Uno de los términos que las aplicaciones de citas han convertido en un clásico del léxico relacional es indudablemente el ghosting, que supone cortar repentinamente todo tipo de comunicación con alguien con quien se ha establecido algún tipo de vínculo. Tan común es este doloroso comportamiento, que deja a quien ...

padece sus consecuencias en un situación de incertidumbre en la que la clausura le es arrebatada, que cuenta ya con mutaciones. Es el caso del ghosting pasivo, también conocido como soft ghosting.

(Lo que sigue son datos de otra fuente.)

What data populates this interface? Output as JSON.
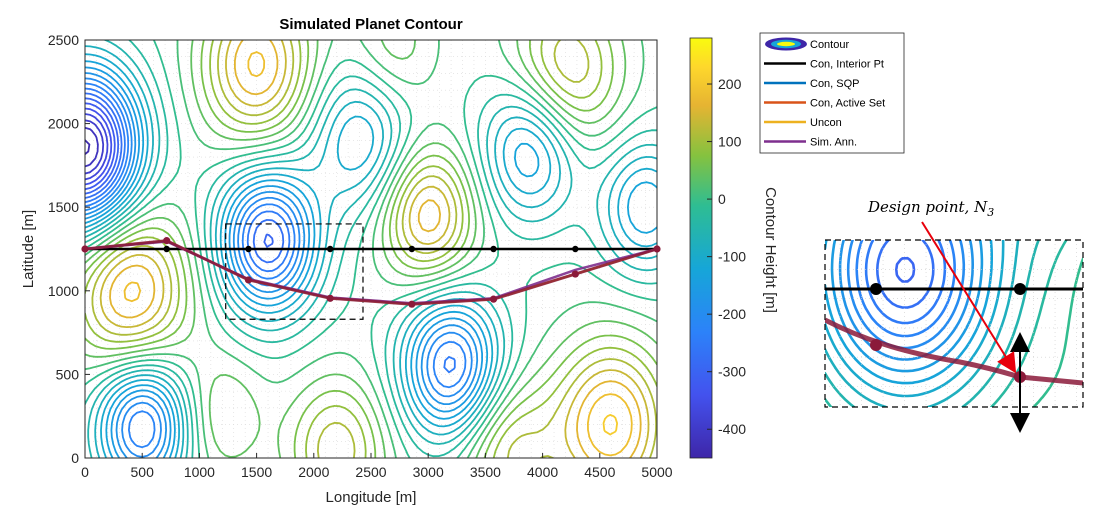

Para comprender de qué se trata, imaginemos una situación. Dos personas han tenido ya varias citas y conversan diariamente, convirtiéndose esos mensajes en parte de una diaria que, en el caso de cesar, dejaría un vacío comunicacional. La química y la ilusión están presentes hasta que una de las partes descubre que esas sensaciones no eran compartidas: de la noche a la mañana, la otra persona espacia sus mensajes y responde cada vez más tarde con respuestas cada vez más secas o incluso con emojis. Y es entonces cuando quien ha advertido el cambio de actitud excusa el comportamiento del otro alegando que quizás esté ocupado. Pero para todo hay solución, ¿no? “Es un simple bache”. Propone quedar para tomar algo. No se topa con una negativa, sino con un “Vamos hablando”, “Estoy liado esta semana pero la siguiente, sin falta”... Y ese encuentro nunca llega. Y así, sin anuncio oficial ni conversación pendiente, la energía cambia. Lo que parecía estar construyéndose con naturalidad comienza a diluirse en silencios intermitentes y excusas suaves.